Indebted Baie Verte mine struggling with 'headwinds' due to scarcity of cash, lack of spare parts
Rambler Metals and Mining trying to restructure after defaulting on a loan
A mining and processing company with extensive operations on the Baie Verte Peninsula is attempting to restructure its finances as it faces a cash crunch, one that's having a notable affect on production and staffing, according to the latest operational results for Rambler Metals and Mining.
Rambler is a U.K.-based company that produces copper and gold in Newfoundland and is listed on the London Stock Exchange. The company's stock value has plummeted over the past year, and it was suspending from trading in October because of uncertainties surrounding its financial position.
On Thursday, Rambler released its operational results for the quarter ending Dec. 31, with the company referring to "headwinds" caused by a scarcity of cash and production challenges stemming by a shortage of machinery parts and other goods.

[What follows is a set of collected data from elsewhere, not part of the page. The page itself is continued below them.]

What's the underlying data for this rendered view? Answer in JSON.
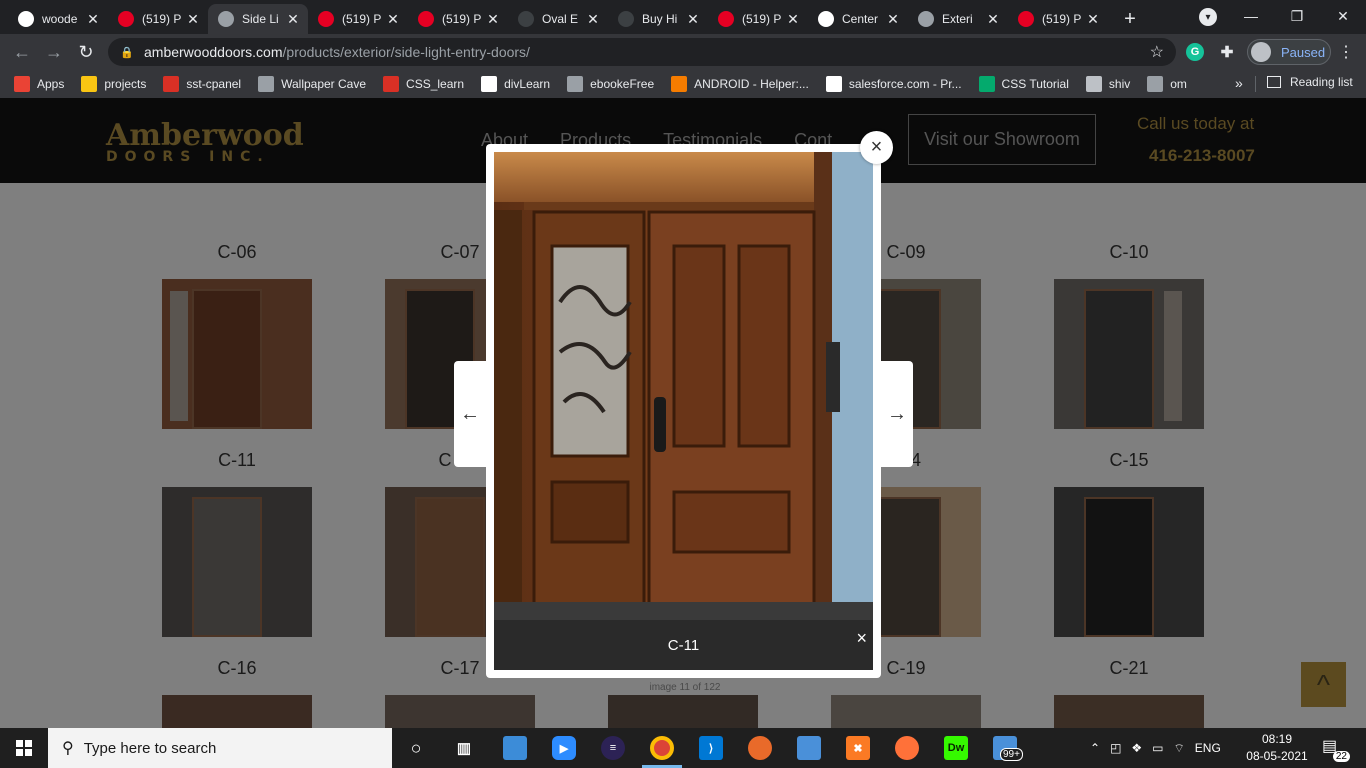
{
  "browser": {
    "tabs": [
      {
        "title": "woode",
        "icon": "google-icon",
        "color": "#ffffff"
      },
      {
        "title": "(519) P",
        "icon": "pinterest-icon",
        "color": "#e60023"
      },
      {
        "title": "Side Li",
        "icon": "globe-icon",
        "color": "#9aa0a6",
        "active": true
      },
      {
        "title": "(519) P",
        "icon": "pinterest-icon",
        "color": "#e60023"
      },
      {
        "title": "(519) P",
        "icon": "pinterest-icon",
        "color": "#e60023"
      },
      {
        "title": "Oval E",
        "icon": "page-icon",
        "color": "#3c4043"
      },
      {
        "title": "Buy Hi",
        "icon": "page-icon",
        "color": "#3c4043"
      },
      {
        "title": "(519) P",
        "icon": "pinterest-icon",
        "color": "#e60023"
      },
      {
        "title": "Center",
        "icon": "amazon-icon",
        "color": "#ffffff"
      },
      {
        "title": "Exteri",
        "icon": "globe-icon",
        "color": "#9aa0a6"
      },
      {
        "title": "(519) P",
        "icon": "pinterest-icon",
        "color": "#e60023"
      }
    ],
    "new_tab": "+",
    "url_host": "amberwooddoors.com",
    "url_path": "/products/exterior/side-light-entry-doors/",
    "profile_status": "Paused",
    "bookmarks": [
      {
        "label": "Apps",
        "icon": "apps-grid-icon",
        "color": "#ea4335"
      },
      {
        "label": "projects",
        "icon": "folder-icon",
        "color": "#f9c513"
      },
      {
        "label": "sst-cpanel",
        "icon": "cpanel-icon",
        "color": "#d93025"
      },
      {
        "label": "Wallpaper Cave",
        "icon": "wallpaper-cave-icon",
        "color": "#9aa0a6"
      },
      {
        "label": "CSS_learn",
        "icon": "css-learn-icon",
        "color": "#d93025"
      },
      {
        "label": "divLearn",
        "icon": "divlearn-icon",
        "color": "#ffffff"
      },
      {
        "label": "ebookeFree",
        "icon": "globe-icon",
        "color": "#9aa0a6"
      },
      {
        "label": "ANDROID - Helper:...",
        "icon": "blogger-icon",
        "color": "#f57c00"
      },
      {
        "label": "salesforce.com - Pr...",
        "icon": "salesforce-icon",
        "color": "#ffffff"
      },
      {
        "label": "CSS Tutorial",
        "icon": "w3schools-icon",
        "color": "#04aa6d"
      },
      {
        "label": "shiv",
        "icon": "shiv-icon",
        "color": "#bdc1c6"
      },
      {
        "label": "om",
        "icon": "globe-icon",
        "color": "#9aa0a6"
      }
    ],
    "more_bookmarks": "»",
    "reading_list": "Reading list"
  },
  "site": {
    "logo_line1": "Amberwood",
    "logo_line2": "DOORS INC.",
    "nav": [
      "About",
      "Products",
      "Testimonials",
      "Cont"
    ],
    "showroom_button": "Visit our Showroom",
    "call_text": "Call us today at",
    "phone": "416-213-8007"
  },
  "gallery": {
    "captions_row1": [
      "C-06",
      "C-07",
      "C-09",
      "C-10"
    ],
    "captions_row2": [
      "C-11",
      "C",
      "4",
      "C-15"
    ],
    "captions_row3": [
      "C-16",
      "C-17",
      "C-19",
      "C-21"
    ]
  },
  "lightbox": {
    "caption": "C-11",
    "counter": "image 11 of 122",
    "close_symbol": "×",
    "prev_symbol": "←",
    "next_symbol": "→"
  },
  "taskbar": {
    "search_placeholder": "Type here to search",
    "language": "ENG",
    "time": "08:19",
    "date": "08-05-2021",
    "notification_count": "22",
    "badge": "99+"
  }
}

The company also confirmed that talks with several secured creditors, including NewGen Resources Lending Inc., about a financial restructuring are ongoing.
The company acknowledged that the willingness of suppliers to do business with Rambler has been "tempered" by the uncertainty created by its financial instability, but that the support of the business community is "never taken for granted and is much appreciated."
The quarterly results paint a difficult picture for Rambler, which brought the Ming copper-gold mine into production about a decade ago and also operates a base and precious metals processing facility at nearby Nugget Pond. Both sites are located on the Baie Verte Peninsula.
Rambler also operates a bulk storage and shipping facility at Goodyear's Cove, near South Brook in Green Bay.
Total indebtedness in the company is far outweighed by the intrinsic value of its assets and operation, notwithstanding the lack of working capital.- Toby Bradbury
Rambler president and CEO Toby Bradbury could not be reached for comment. But he expressed confidence in the quarterly results, writing, "Total indebtedness in the company is far outweighed by the intrinsic value of its assets and operation, notwithstanding the lack of working capital and the ongoing default in respect of the loan from NewGen."
Bradbury also believes the mine can be profitable at the current scale if the cash crunch can be addressed.
"The opportunities for both production and resource expansion through further exploration remain but are placed on the back burner while the current financial challenges are addressed," he wrote.
He added that the level of production last quarter is a result of the commitment and resilience of the Rambler team "in the face of the challenges that the current lack of working capital creates."
The future of the company, however, is largely in the hands of NewGen, with Bradbury writing, "There can be no certainty at this stage that Newgen will agree to defer or reschedule the repayment of its loan."
Rambler announced in late 2021 that it has secured a three-year financing agreement with NewGen in the amount of $22 million US.
The first principal repayment was due to NewGen in October, but Rambler missed the payment deadline, triggering a default on the loan agreement. Rambler also stopped making interest payments last fall.
Despite the challenges, mining operations continued in all four production areas of the Ming mine last quarter, and an uptick in the copper market is also injecting some optimism into the operation.
"This further bolsters the viability of the Ming mine operation," said Bradbury.
The company sold nearly 6,000 tonnes of copper last year, a significant increase over the 3,418 tonnes it sold in 2021.
But Bradbury said production remains below expectations.
"The reasons for this are almost entirely attributable to the increasing working capital deficit during the year."
The Nugget Pond processing plant, for example, experienced more than 100 hours of downtime in the fourth quarter because of a shortage of cash, and delays in procuring parts that would normally be stocked onsite.
"Extended lead times for parts was exacerbated by the supply chain challenges experienced worldwide," Bradbury wrote.
Bradbury said there were "significant structural changes" at the company during the last quarter, with a reduction in what he described as "development teams" from 12 to four, and as a further "cash-saving initiative," further reduced to three "for the short-term."
It's not known what that means in terms of job losses.